Donnez-moi donc des nouvelles de mes camarades… Estévan est-il toujours ici ?

MANUELITA.

Oui, toujours…

MIGUEL.

Et Fernandez ?… et Diaz ?… et Domingo ?…

MANUELITA.

Ils sont tous ici… excepté ce pauvre Pepito !

MIGUEL.

Ah ! oui… je sais… il est soldat…

MANUELITA.

Qui donc vous l’a appris ?

MIGUEL.

Lui-même… il m’écrit souvent… J’ai encore reçu de ses nouvelles il y a huit jours…

MANUELITA, vivement.

Et elles étaient bonnes ?…

MIGUEL.

Très bonnes.

MANUELITA.

Ah ! tant mieux… Si vous saviez combien je… on était inquiet au village… Il y a si longtemps qu’il n’a écrit ici… Et que vous dit-il dans ses lettres ?

MIGUEL.

Il me parle de son amour…

MANUELITA.

Ah ! il est amoureux ?

MIGUEL.

Comme un Portugais.

MANUELITA, baissant les yeux.

Et… vous savez de qui ?

MIGUEL.

Non… il ne me nomme pas sa fiancée (car il est fiancé) ; mais, en revanche, il m’en fait le portrait dans toutes ses lettres… Il l’adore, dit-il, à en perdre la tête.

MANUELITA, à part.

Bon Pepito ! je le lui rends bien.

MIGUEL.

Mais laissons là Pepito, et parlons de vous, Manuelita. Vous avez toujours votre petite hôtellerie ?

MANUELITA.

Toujours !

MIGUEL.

Alors, c’est à l’hôtelière que je m’adresse. Je vous dirai, señora, que je meurs d’inanition.

MANUELITA.

Monsieur le voyageur, on peut vous servir à déjeuner

MIGUEL.

Bien. Mais, madame l’hôtelière, c’est que je déteste manger seul ; et, pour que l’hospitalité soit complète, il faut absolument que vous partagiez mon repas.

MANUELITA.

Très volontiers.[4]

MIGUEL, à part.

Quelle charmante fille !… Presque pas de pieds, des yeux superbes ! C’est le paradis que cette auberge !… Mon père qui croit me punir en m’envoyant ici !

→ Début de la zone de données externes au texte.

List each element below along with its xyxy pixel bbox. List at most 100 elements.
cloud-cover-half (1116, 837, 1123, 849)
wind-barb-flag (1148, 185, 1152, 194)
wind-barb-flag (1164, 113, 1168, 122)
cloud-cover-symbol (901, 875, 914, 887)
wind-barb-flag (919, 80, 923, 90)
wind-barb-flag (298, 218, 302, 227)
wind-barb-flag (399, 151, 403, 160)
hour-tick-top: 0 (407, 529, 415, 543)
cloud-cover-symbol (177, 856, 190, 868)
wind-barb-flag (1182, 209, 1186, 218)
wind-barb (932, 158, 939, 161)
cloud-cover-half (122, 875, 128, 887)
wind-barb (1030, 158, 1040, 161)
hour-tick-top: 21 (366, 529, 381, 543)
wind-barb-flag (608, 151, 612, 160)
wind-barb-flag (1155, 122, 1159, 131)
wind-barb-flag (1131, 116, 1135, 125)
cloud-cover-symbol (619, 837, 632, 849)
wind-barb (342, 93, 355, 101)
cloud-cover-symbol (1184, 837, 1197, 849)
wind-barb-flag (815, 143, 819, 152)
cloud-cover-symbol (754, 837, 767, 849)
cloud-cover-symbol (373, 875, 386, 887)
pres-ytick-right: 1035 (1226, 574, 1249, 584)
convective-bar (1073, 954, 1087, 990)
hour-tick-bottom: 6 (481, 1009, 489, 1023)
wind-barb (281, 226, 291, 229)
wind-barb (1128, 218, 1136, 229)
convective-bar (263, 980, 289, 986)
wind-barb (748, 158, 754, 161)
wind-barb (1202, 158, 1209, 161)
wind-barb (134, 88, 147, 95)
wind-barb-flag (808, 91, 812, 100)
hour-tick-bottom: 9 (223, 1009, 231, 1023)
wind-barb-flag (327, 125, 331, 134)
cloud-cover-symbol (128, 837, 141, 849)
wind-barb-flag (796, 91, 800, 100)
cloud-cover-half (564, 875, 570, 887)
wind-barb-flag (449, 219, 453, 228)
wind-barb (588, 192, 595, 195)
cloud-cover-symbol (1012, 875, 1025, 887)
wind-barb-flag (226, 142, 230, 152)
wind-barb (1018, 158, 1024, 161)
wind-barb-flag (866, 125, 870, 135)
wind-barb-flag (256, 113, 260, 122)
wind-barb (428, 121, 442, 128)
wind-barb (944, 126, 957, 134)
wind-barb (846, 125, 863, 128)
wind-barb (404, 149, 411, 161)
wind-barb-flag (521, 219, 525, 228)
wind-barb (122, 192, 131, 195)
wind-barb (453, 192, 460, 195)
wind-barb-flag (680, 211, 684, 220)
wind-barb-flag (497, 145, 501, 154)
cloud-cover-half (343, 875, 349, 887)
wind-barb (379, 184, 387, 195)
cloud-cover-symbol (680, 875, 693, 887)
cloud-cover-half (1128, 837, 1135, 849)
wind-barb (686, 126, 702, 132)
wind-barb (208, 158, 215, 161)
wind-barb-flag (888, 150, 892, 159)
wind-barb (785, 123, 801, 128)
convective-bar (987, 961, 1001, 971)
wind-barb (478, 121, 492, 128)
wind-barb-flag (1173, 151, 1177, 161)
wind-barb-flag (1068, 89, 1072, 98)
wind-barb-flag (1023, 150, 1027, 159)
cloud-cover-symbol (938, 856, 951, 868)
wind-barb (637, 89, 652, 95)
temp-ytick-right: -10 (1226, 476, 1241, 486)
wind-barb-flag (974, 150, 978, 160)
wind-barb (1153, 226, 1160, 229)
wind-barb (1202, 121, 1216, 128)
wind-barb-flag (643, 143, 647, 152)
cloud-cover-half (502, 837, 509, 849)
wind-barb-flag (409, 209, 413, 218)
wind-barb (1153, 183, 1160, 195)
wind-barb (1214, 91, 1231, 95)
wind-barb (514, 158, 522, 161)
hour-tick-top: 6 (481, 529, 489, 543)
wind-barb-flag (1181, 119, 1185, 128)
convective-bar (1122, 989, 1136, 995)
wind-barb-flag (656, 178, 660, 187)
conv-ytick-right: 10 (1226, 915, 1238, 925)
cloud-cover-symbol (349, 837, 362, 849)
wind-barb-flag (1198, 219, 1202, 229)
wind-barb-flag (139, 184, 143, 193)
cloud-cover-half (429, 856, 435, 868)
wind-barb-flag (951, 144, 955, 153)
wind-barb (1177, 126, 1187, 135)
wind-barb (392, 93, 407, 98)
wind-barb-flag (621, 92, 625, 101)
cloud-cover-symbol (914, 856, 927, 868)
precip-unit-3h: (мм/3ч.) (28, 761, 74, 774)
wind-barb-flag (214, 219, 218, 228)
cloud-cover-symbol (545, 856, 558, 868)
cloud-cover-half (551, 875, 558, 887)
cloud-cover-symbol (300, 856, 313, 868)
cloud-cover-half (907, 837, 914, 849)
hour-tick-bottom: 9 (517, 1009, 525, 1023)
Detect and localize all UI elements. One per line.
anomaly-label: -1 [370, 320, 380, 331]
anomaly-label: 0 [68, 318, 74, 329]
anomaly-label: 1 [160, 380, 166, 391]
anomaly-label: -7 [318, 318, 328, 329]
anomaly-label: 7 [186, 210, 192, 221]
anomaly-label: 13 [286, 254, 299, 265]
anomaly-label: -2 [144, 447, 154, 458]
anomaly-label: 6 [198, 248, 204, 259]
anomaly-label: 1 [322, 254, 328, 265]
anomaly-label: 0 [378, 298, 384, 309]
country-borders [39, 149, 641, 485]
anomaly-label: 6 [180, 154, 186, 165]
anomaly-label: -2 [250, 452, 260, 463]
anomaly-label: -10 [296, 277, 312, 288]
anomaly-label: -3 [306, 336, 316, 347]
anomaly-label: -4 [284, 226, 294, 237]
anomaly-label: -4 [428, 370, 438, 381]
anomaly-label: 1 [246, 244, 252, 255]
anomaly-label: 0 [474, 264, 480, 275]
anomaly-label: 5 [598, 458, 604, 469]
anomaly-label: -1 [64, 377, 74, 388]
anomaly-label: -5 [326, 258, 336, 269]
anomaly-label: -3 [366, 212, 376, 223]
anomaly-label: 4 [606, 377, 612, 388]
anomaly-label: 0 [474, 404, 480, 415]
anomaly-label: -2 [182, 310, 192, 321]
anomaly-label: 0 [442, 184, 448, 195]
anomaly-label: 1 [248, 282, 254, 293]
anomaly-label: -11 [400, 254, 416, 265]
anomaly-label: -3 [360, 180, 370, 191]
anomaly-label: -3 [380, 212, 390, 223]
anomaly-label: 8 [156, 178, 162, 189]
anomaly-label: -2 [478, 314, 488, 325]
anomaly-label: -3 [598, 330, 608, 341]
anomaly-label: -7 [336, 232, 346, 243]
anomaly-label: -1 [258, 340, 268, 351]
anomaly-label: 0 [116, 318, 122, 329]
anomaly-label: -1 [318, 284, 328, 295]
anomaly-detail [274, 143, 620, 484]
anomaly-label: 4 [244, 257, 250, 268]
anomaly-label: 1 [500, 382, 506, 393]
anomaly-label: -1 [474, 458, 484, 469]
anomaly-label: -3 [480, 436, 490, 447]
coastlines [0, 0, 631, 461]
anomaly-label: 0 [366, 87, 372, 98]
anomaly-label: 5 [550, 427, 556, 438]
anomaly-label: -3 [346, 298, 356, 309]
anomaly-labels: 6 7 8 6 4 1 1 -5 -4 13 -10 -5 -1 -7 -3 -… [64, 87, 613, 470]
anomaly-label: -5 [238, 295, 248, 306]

MANUELITA, voyant entrer Vertigo.
Tenez, voilà encore une vieille connaissance.
MIGUEL.

En effet, je connais ce personnage… C’est Vertigo !

MANUELITA.

Oui… Comme il a l’air sombre !


Scène VI.

Les Mêmes, VERTIGO.[5]
VERTIGO, descendant d’un air sombre.

C’est une pratique de perdue !

MANUELITA.

Qu’avez-vous donc, Vertigo ?

VERTIGO.

J’ai… que je suis furieux !

MIGUEL.

Et pourquoi cela ?

VERTIGO.

Pourquoi ?… J’ai cassé la dent de madame l’alcade ! Est-ce que c’est ma faute, à moi ?… Pourquoi se tenait-elle si mal, et pourquoi la dent tenait-elle si bien ? (Miguel et Manuelita se mettent à rire.) Vous riez ?… Eh bien ! je vous réponds qu’elle ne rit pas, elle, la gaillarde !…

MIGUEL.

Je le crois !

VERTIGO, le regardant.[6]

Ah ! ça, quel est ce jeune cadet si facétieux ?

MIGUEL.

Comment, père Vertigo, tu ne me reconnais pas ?

VERTIGO.

Attendez donc…

MANUELITA.

C’est Miguel…

VERTIGO.

Ah ! c’est Miguel !…

MIGUEL.
Tu me reconnais maintenant…
VERTIGO.

Oui, maintenant que tu m’as dit qui tu es… car sans ça… Mais quel plaisir de te revoir !…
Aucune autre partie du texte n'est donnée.